To speed that evolution, Stephanie Powell joins other environmentalists in calling for the Bush Administration to shift funding from fossil fuels to renewable energies.
But that's not the answer, according to Jerry Taylor, director of natural resource studies at the Cato Institute. He says that the success of an industry depends upon its natural potential, not the amount of government support it receives.
"I don't think the government has any business promoting renewable energy or discouraging renewable energy," he notes. "I think decisions about whether to use this, that or the other to make renewable energy in this economy are best made by investors and not by government. If renewable energy has economic merit we won't need to subsidize it. If renewable energy lacks economic merit, then no amount of subsidy is going to give it merit. Government support isn't like magic dust that you sprinkle over technology and all of a sudden it becomes effective and worthwhile. If a technology is worthwhile then we don't need to help it. If it isn't, then no amount of government help will make it worthwhile."
However the government decides to treat renewable energies, the technology is generating interest among investors and consumers. Stephanie Powell says that since she first started her tour a month ago, she has seen how people's minds can be changed when they actually see the car.

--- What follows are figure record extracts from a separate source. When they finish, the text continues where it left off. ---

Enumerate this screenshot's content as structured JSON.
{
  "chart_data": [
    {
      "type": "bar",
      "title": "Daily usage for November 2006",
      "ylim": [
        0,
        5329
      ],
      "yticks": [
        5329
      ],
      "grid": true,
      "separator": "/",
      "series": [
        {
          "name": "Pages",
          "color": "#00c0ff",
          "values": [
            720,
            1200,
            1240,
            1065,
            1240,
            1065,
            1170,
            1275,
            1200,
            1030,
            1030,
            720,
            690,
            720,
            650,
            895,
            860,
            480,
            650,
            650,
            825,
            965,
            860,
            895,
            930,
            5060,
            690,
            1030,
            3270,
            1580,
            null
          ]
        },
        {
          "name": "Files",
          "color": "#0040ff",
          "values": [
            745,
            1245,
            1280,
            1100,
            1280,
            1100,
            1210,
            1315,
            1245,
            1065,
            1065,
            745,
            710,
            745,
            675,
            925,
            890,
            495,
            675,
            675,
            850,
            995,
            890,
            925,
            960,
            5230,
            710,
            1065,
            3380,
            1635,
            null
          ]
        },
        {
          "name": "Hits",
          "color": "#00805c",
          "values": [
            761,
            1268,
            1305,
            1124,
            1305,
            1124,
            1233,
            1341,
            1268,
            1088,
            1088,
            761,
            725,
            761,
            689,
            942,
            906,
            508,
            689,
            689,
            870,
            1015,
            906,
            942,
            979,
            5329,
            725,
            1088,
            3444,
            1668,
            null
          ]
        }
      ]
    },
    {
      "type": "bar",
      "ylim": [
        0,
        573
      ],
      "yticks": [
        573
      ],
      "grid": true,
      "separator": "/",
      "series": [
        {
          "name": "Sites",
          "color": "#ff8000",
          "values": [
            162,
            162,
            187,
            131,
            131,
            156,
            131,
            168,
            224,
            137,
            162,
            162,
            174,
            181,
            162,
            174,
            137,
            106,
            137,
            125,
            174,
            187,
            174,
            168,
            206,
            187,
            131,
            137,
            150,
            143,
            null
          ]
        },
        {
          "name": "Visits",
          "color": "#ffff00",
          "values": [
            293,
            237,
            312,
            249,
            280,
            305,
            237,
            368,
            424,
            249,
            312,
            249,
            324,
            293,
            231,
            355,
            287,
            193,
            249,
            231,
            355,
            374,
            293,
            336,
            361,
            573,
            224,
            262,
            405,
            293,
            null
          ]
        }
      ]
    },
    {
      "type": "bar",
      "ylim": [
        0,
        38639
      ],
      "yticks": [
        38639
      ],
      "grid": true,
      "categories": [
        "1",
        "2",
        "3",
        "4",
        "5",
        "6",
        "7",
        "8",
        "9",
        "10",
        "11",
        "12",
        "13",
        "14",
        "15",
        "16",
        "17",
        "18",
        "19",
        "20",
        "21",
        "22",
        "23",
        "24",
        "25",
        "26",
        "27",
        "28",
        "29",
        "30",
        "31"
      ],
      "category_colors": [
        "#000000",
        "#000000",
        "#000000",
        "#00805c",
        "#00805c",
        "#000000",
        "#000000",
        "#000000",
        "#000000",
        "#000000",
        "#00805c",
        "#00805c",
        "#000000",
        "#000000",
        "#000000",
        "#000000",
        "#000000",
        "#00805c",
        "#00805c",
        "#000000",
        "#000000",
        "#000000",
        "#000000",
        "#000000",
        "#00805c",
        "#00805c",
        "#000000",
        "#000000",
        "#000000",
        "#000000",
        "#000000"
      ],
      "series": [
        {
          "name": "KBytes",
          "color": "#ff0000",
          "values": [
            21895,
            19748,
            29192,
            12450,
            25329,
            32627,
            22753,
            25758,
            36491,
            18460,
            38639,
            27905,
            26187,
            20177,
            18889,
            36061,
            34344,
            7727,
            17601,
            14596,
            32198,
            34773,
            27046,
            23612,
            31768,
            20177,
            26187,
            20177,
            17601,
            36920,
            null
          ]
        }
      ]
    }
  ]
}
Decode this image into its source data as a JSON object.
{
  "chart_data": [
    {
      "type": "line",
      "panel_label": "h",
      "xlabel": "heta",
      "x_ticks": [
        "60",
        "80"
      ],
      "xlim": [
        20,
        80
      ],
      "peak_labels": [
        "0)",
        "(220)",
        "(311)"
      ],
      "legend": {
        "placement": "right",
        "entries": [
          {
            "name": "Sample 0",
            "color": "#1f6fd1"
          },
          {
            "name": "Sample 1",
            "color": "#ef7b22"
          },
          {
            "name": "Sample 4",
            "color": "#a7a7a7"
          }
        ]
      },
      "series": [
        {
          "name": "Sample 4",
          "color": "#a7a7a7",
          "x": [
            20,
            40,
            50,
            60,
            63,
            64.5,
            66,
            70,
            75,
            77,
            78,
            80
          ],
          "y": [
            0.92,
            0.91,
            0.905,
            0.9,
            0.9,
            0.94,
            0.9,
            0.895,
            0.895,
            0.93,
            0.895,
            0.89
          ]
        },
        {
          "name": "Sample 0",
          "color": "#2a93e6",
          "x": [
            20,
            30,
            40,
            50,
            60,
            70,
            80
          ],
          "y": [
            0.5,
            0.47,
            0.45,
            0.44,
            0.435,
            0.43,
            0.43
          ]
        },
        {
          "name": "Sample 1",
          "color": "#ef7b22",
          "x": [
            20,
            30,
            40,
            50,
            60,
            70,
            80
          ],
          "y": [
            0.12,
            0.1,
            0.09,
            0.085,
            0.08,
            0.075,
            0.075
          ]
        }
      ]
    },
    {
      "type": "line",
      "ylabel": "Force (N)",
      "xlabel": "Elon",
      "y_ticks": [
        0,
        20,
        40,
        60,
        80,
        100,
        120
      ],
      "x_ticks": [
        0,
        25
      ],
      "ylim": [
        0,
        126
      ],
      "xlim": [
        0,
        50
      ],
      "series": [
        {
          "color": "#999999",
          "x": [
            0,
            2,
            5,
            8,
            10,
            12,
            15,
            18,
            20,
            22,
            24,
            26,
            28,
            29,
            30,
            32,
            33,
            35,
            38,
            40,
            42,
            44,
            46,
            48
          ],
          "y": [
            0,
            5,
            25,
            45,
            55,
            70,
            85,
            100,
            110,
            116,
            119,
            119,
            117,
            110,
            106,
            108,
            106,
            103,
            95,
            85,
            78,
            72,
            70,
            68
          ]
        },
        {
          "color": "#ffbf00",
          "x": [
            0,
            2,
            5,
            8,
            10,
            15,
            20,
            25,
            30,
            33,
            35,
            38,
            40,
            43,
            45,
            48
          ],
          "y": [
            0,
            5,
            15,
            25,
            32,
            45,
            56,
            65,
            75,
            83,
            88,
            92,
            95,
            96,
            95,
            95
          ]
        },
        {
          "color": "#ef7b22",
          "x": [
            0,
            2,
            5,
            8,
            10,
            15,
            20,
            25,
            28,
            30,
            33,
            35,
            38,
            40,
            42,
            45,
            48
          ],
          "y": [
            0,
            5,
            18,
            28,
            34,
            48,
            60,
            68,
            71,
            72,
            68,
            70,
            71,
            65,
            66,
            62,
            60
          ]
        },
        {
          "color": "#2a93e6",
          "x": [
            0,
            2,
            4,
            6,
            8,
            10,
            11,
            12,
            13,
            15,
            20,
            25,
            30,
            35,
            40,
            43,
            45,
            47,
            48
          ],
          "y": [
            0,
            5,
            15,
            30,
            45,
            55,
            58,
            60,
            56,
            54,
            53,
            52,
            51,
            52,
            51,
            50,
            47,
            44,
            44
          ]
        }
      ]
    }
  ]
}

"We were at Cape Hatteras State Park in North Carolina, and we spoke with a family of four, the woman actually worked at a gas station, and they were very interested, very receptive," she recalls. "The thing that was really neat and really showed for me that this really can catapult, after talking to them, they put a bumper sticker on the back of their baby carriage. And so we watched this family walk away with this 'I Will Evolve' bumper sticker on the baby carriage. It's like investing in future generations and seeing that this technology will take us further, and might take that baby further. And that was really neat for me."
Sierra Club members and other environmentalists say continued demand for hybrid cars, coupled with a decrease in government subsidies for fossil fuel industries, could lead soon to a U.S. automobile market dominated by alternative energy vehicles.